Attraverso una fusione tra fotografia stampata e un bassorilievo realizzato su tela, gli artisti catturano l'essenza primordiale degli archetipi, compiendo un'esplorazione nel passato, presente e futuro del genere umano. Gli elementi della compagnia di danza ResExtensa, diretta da Elisa Barucchieri, posando nelle fotografie, conferiscono alle immagini un'intensità plastica che trascende il tempo e lo spazio.
L’artista visivo Andrea Binetti, che nel 2006 ha partecipato alla 53ª Biennale d’arte di Venezia, ideando e stilando il Manifesto dell’Arte Neorupestre, presentato nel 2009, spiega così la scelta di questo set d’eccezione: "Abbiamo scelto le Grotte di Castellana per vari motivi: il primo è che sono molto legato a quella terra e alle sue magnifiche grotte, poiché, già nel 2011, ho realizzato la prima mostra allestita all’interno delle grotte, con pareti
autoportanti e punti luce allestiti ad hoc per le mie opere, creando una sorta di galleria d’arte all’interno della Grave".
"Archetipi nell'oblio" invita lo spettatore a esplorare l'oscurità e in controluce l'anima umana, ad immergersi nell'abisso dell'inconscio collettivo, simboleggiato dalla profondità delle grotte che, come un grembo materno, risveglia antichi ricordi e spinge alla ricerca di un'intima comprensione della nostra natura umana. Le opere, intrise di simbolismo e mistero, sono un invito alla riflessione su ciò che ci rende umani e su come possiamo connetterci con le nostre radici più profonde del passato.

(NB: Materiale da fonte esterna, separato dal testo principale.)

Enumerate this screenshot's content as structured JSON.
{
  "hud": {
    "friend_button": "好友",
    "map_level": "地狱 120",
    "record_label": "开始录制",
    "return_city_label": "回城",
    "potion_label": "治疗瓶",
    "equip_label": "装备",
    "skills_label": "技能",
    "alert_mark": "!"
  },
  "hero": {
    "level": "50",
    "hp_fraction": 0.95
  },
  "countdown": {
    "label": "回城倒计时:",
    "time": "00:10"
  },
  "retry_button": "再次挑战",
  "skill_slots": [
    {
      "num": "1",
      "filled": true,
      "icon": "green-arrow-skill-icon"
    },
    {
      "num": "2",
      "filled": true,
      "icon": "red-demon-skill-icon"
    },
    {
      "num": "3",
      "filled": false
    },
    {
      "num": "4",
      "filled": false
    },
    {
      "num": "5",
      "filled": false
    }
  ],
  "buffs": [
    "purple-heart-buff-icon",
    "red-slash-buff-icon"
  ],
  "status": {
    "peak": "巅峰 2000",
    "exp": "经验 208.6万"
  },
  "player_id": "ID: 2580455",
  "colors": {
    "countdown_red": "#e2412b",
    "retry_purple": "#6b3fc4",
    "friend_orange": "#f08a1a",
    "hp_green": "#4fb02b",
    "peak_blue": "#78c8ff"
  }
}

Le opere nate dalla collaborazione di Andrea Benetti e Dario Binetti sono fotografie realizzate con la tecnica del doppio scatto, stampate a getti di polvere polimerizzata coi raggi U.V. su bassorilievi creati col fondo gesso su tela. La collezione intitolata "Archetipi nell'oblio" andrà in mostra a Venezia, presso Palazzo Zagùri, in concomitanza con la 60ª Biennale d'Arte.
La mostra sarà visitabile tutti i giorni dal 21/05 al 30/09/2024, dalle 10 alle 18 (dal lunedì al venerdì) e dalle 11 alle 19 (weekend e festivi) a Palazzo Zagùri, nel Sestiere di San Marco, in Campo San Maurizio, a Venezia.
"Il progetto artistico Archetipi nell’oblio ci riempie di orgoglio perché porterà per la prima volta a Venezia uno sguardo inedito e intimo delle nostre cavità carsiche" – ha commentato il presidente delle Grotte di Castellana s.r.l. Serafino Ostuni – "confermando il contributo d'inestimabile valore del nostro patrimonio per la conoscenza e il mondo delle arti. Pochi siti come le Grotte di Castellana con le sue stalattiti, stalagmiti, concrezioni dalle forme incredibili e dai colori sorprendenti, sono capaci di sollecitare la fantasia di bambini e adulti. Il lavoro straordinario di Andrea Benetti e Dario Binetti ce lo ricorda ancora una volta".